As the four lead negotiators came out of their meeting tonight to announce a deal in principle had been reached, the White House appeared to take a wait and see attitude on the agreement.
At an immigration rally in El Paso, Texas, President Trump said his aides were about to brief him on the progress moments before he was going on stage.
He told the crowd he chose to come out and speak to them instead: "Wait a minute I gotta take care of my people from Texas," he said. "I don't want to hear about it. So I don't know what they mean when they say progress has been made."
Sources have told CNN that the deal would include $1.375 billion dollars for barrier funding that will cover roughly 55 miles of new barrier -- in the Rio Grande Valley, which had been a priority for the White House, and one of the Border Patrol's highest priorities listed in its strategic plan. The 55 new miles represents double the amount of new miles provided in FY18 agreement.

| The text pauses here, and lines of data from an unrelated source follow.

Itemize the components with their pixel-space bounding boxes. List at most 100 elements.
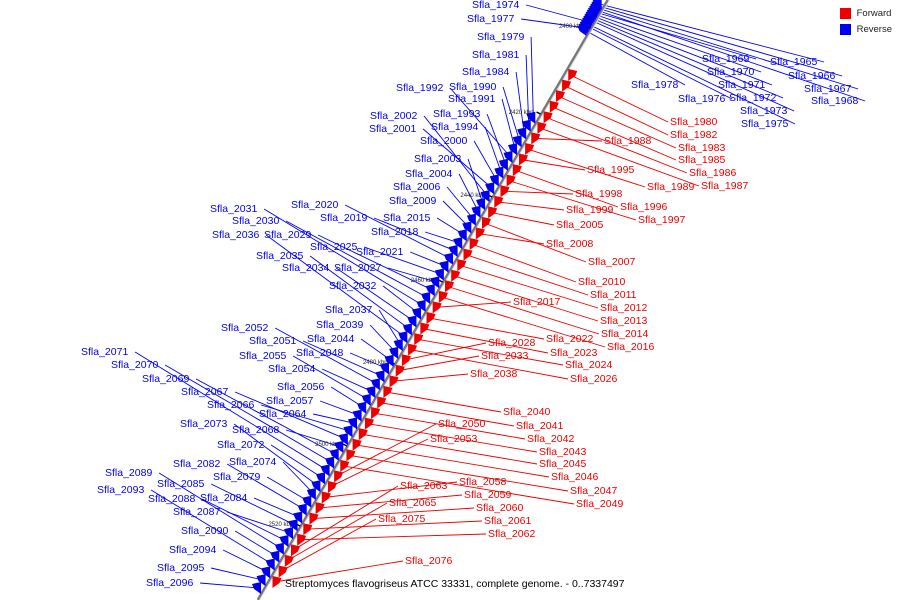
gene-label-sfla_2096: Sfla_2096 xyxy=(146,577,193,589)
leader-line-sfla_2038 xyxy=(391,373,469,382)
leader-line-sfla_1998 xyxy=(502,190,574,195)
gene-label-sfla_2066: Sfla_2066 xyxy=(207,399,254,411)
leader-line-sfla_2067 xyxy=(234,391,347,440)
gene-arrow-sfla_1995 xyxy=(518,153,528,166)
gene-label-sfla_2047: Sfla_2047 xyxy=(570,485,617,497)
scale-tick-label: 2520 kbp xyxy=(268,522,293,528)
leader-line-sfla_2045 xyxy=(360,433,538,465)
gene-arrow-sfla_2089 xyxy=(274,542,284,555)
gene-label-sfla_1973: Sfla_1973 xyxy=(740,105,787,117)
gene-arrow-sfla_1985 xyxy=(549,100,559,113)
gene-arrow-sfla_2087 xyxy=(284,527,294,540)
leader-line-sfla_2003 xyxy=(467,158,484,205)
gene-arrow-sfla_2067 xyxy=(338,433,348,446)
leader-line-sfla_2079 xyxy=(266,476,310,503)
leader-line-sfla_2004 xyxy=(458,173,479,212)
gene-label-sfla_1966: Sfla_1966 xyxy=(788,70,835,82)
gene-label-sfla_1981: Sfla_1981 xyxy=(472,49,519,61)
gene-label-sfla_2026: Sfla_2026 xyxy=(570,373,617,385)
leader-line-sfla_2000 xyxy=(473,140,498,181)
gene-label-sfla_2010: Sfla_2010 xyxy=(578,276,625,288)
gene-arrow-sfla_2075 xyxy=(278,565,288,578)
gene-arrow-sfla_2042 xyxy=(371,407,381,419)
gene-label-sfla_2058: Sfla_2058 xyxy=(459,476,506,488)
gene-label-sfla_2003: Sfla_2003 xyxy=(414,153,461,165)
leader-line-sfla_2054 xyxy=(321,368,374,393)
leader-line-sfla_2073 xyxy=(233,423,319,487)
gene-label-sfla_2059: Sfla_2059 xyxy=(464,489,511,501)
gene-label-sfla_1975: Sfla_1975 xyxy=(741,118,788,130)
gene-arrow-sfla_2068 xyxy=(334,440,344,453)
leader-line-sfla_1969 xyxy=(594,11,757,60)
leader-line-sfla_2090 xyxy=(234,530,278,558)
gene-label-sfla_1974: Sfla_1974 xyxy=(472,0,519,11)
gene-label-sfla_2095: Sfla_2095 xyxy=(157,562,204,574)
leader-line-sfla_2008 xyxy=(477,232,545,245)
gene-arrow-sfla_2025 xyxy=(434,268,444,281)
gene-arrow-sfla_2030 xyxy=(421,292,431,304)
gene-arrow-sfla_2021 xyxy=(439,260,449,273)
leader-line-sfla_2053 xyxy=(329,438,429,488)
gene-label-sfla_2087: Sfla_2087 xyxy=(173,506,220,518)
gene-arrow-sfla_2053 xyxy=(327,480,337,493)
leader-line-sfla_2069 xyxy=(195,378,337,456)
gene-label-sfla_2014: Sfla_2014 xyxy=(601,328,648,340)
gene-label-sfla_1990: Sfla_1990 xyxy=(449,81,496,93)
gene-arrow-sfla_2038 xyxy=(389,375,399,388)
gene-label-sfla_1972: Sfla_1972 xyxy=(729,92,776,104)
gene-label-sfla_2008: Sfla_2008 xyxy=(546,238,593,250)
gene-arrow-sfla_2015 xyxy=(457,229,467,242)
gene-label-sfla_2094: Sfla_2094 xyxy=(169,544,216,556)
gene-label-sfla_2045: Sfla_2045 xyxy=(539,458,586,470)
gene-arrow-sfla_2063 xyxy=(290,544,300,557)
gene-label-sfla_2089: Sfla_2089 xyxy=(105,467,152,479)
leader-line-sfla_2062 xyxy=(299,533,487,541)
gene-arrow-sfla_2096 xyxy=(252,582,262,594)
leader-line-sfla_2043 xyxy=(366,423,538,453)
gene-arrow-sfla_2045 xyxy=(358,428,368,441)
gene-label-sfla_2072: Sfla_2072 xyxy=(217,439,264,451)
genome-caption: Streptomyces flavogriseus ATCC 33331, co… xyxy=(285,578,625,590)
gene-label-sfla_2023: Sfla_2023 xyxy=(550,347,597,359)
gene-label-sfla_2037: Sfla_2037 xyxy=(325,304,372,316)
gene-arrow-sfla_2082 xyxy=(297,503,307,516)
leader-line-sfla_2096 xyxy=(200,582,260,589)
gene-label-sfla_1970: Sfla_1970 xyxy=(707,66,754,78)
leader-line-sfla_2040 xyxy=(385,391,502,413)
legend: Forward Reverse xyxy=(839,8,892,40)
gene-arrow-sfla_2020 xyxy=(444,252,454,265)
leader-line-sfla_1995 xyxy=(520,159,586,171)
gene-label-sfla_2060: Sfla_2060 xyxy=(476,502,523,514)
gene-arrow-sfla_2016 xyxy=(438,290,448,303)
gene-arrow-sfla_2010 xyxy=(469,238,479,250)
gene-label-sfla_1985: Sfla_1985 xyxy=(678,154,725,166)
leader-line-sfla_2030 xyxy=(285,220,429,299)
leader-line-sfla_2017 xyxy=(434,301,512,308)
gene-arrow-sfla_2043 xyxy=(364,417,374,430)
leader-line-sfla_2047 xyxy=(348,454,569,492)
gene-label-sfla_2002: Sfla_2002 xyxy=(370,110,417,122)
leader-line-sfla_2020 xyxy=(344,204,452,260)
gene-label-sfla_2079: Sfla_2079 xyxy=(213,471,260,483)
gene-label-sfla_2015: Sfla_2015 xyxy=(383,212,430,224)
gene-arrow-sfla_2040 xyxy=(383,385,393,398)
gene-arrow-sfla_2044 xyxy=(384,354,394,367)
gene-arrow-sfla_2062 xyxy=(297,533,307,546)
gene-label-sfla_1967: Sfla_1967 xyxy=(804,83,851,95)
gene-label-sfla_1965: Sfla_1965 xyxy=(770,56,817,68)
leader-line-sfla_2026 xyxy=(409,349,569,380)
gene-arrow-sfla_1993 xyxy=(498,158,508,171)
gene-arrow-sfla_2009 xyxy=(462,221,472,234)
leader-line-sfla_2041 xyxy=(379,401,515,427)
leader-line-sfla_1991 xyxy=(501,98,516,150)
gene-arrow-sfla_2090 xyxy=(270,550,280,563)
gene-arrow-sfla_2066 xyxy=(343,425,353,438)
gene-arrow-sfla_2059 xyxy=(315,502,325,515)
gene-label-sfla_1984: Sfla_1984 xyxy=(462,66,509,78)
gene-label-sfla_1989: Sfla_1989 xyxy=(647,181,694,193)
gene-label-sfla_2061: Sfla_2061 xyxy=(484,515,531,527)
gene-arrow-sfla_2094 xyxy=(261,566,271,579)
leader-line-sfla_1975 xyxy=(587,23,796,125)
gene-label-sfla_2065: Sfla_2065 xyxy=(389,497,436,509)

The $1.375 billion figure is just slightly above the current funding level of $1.3 billion, and is less than a $1.6 billion Senate measure the President rejected last year. It’s also less than the $2.5 billion proposal floated by Vice President Pence that was rebuffed by Democrats and later by Trump himself.
The detention beds technically continue at their current funding level -- 40,520, which ICE has surpassed by finding new money to use.
A congressional source also tells Manu Raju that the deal includes:
- Prohibitions on use of concrete walls and only "existing technologies" for border barriers can be built.
- There will be some restrictions in highly sensitive areas.
- There's an $1.7B increase in overall DHS spending (primarily for technology, ports of entry security, customs officers, humanitarian aid)
White House aides are still digesting details of the agreement, according to an official. They are not yet signaling their support, and President Trump will need to weigh in.
The official says at this hour, nothing is being ruled out — be it signing this new agreement, declaring a national emergency, or securing wall funding elsewhere.
Already some Trump allies are expressing skepticism at the deal, meaning the White House wants to take time to see what exactly is in it before weighing in.
FOX News Host Sean Hannity, who the president is known to listen to, said on his show Monday night that, "Any Republican who supports this garbage compromise — you will have to explain.”